I have heard instances where after the wedding is completed, it is not that easy to pay a loan off. In India, with everyday living getting more expensive, re-paying the loan amount taken for a wedding is definitely not easy. And in the end, how much ever one strives for perfection and keeping up with the times for social events like this, those who want to find faults will still continue to. Someone told me that they took a loan, but felt that rather than respect everyone's desires, they should have kept it simple and not taken hefty loans.
I was talking about this with A, and he felt that what was the point of taking a loan for a wedding when a marriage itself is the biggest things and that is the thing of utmost importance. Couldn't have agreed more on that.
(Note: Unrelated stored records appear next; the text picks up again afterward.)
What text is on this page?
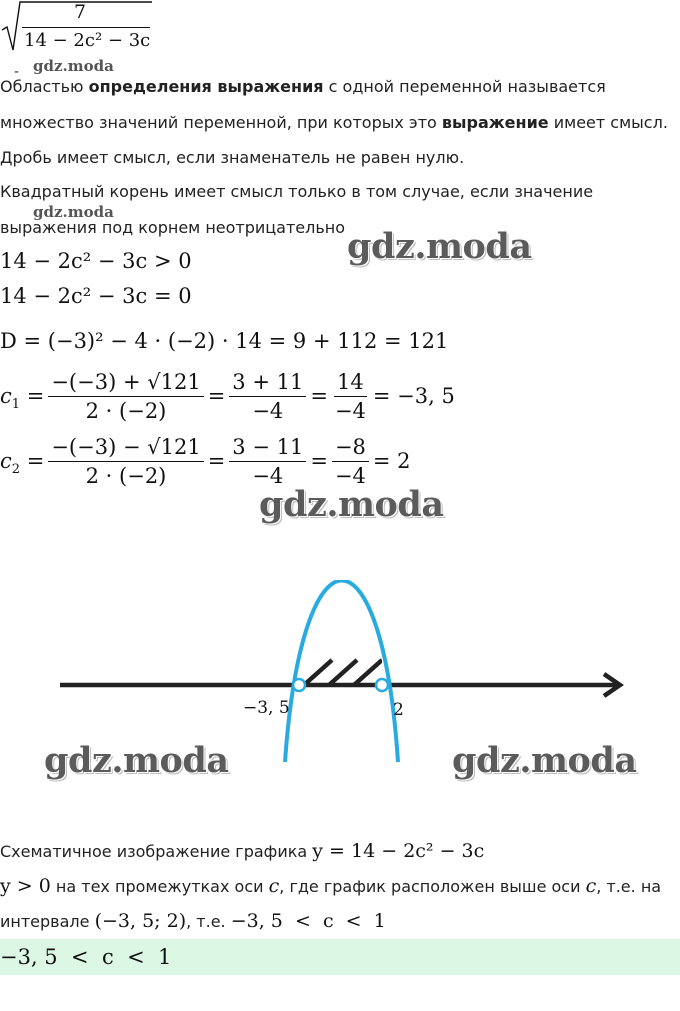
7
14 − 2c² − 3c
gdz.moda
-
Областью определения выражения с одной переменной называется
множество значений переменной, при которых это выражение имеет смысл.
Дробь имеет смысл, если знаменатель не равен нулю.
Квадратный корень имеет смысл только в том случае, если значение
gdz.moda
выражения под корнем неотрицательно gdz.moda
14 − 2c² − 3c > 0
14 − 2c² − 3c = 0
D = (−3)² − 4 · (−2) · 14 = 9 + 112 = 121
$c_1 = \frac{-(-3) + √121}{2 \cdot (-2)} = \frac{3 + 11}{-4} = \frac{14}{-4} = -3$, 5
$c_2 = \frac{-(-3) - √121}{2 \cdot (-2)} = \frac{3 - 11}{-4} = \frac{-8}{-4} = 2$
gdz.moda
−3, 5	2
gdz.moda	gdz.moda
Схематичное изображение графика y = 14 − 2c² − 3c
y > 0 на тех промежутках оси c, где график расположен выше оси c, т.е. на
интервале (−3, 5; 2), т.е. −3, 5  <  c  <  1
−3, 5  <  c  <  1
The next point is about the stress of a wedding. Makes me wonder when people say just a week or a day before their wedding as to how stressed they feel about wedding planning. Completing minor things like arranging decorative plates, decorating gifts, adhering to dates and times given by both sides of the wedding parties, coordinating things, maintaining tempers at home and also coming to a consensus on important things regarding the wedding. Marriages are meant to be enjoyed. Going back four years, when A and I got married, I think our parents and both of us were pretty care free and actually relished the time with both families. People stress about purchasing the right things, giving gifts to the new family of an appropriate value and which will be appreciated also and much more. A friend mentioned recently as to how she is looking the months to come as she'd be married and she no longer would have to worry about going home and plan for the wedding. She can sit back and take time out to enjoy with her friends now!
I am not against the excitement and happiness that comes with planning a wedding. Or against having a gala wedding if one wants. It is all about personal choices. But what makes me write this blog is when it becomes burdensome and stressful for the family and ceases to be a joyful way to plan a wedding. One does that only to keep up with the times. And that is what I've been noticing a lot in Indian families in India as well as here in the United States. More than anything else, it is the institution of marriage that is going to be cherished for a lifetime.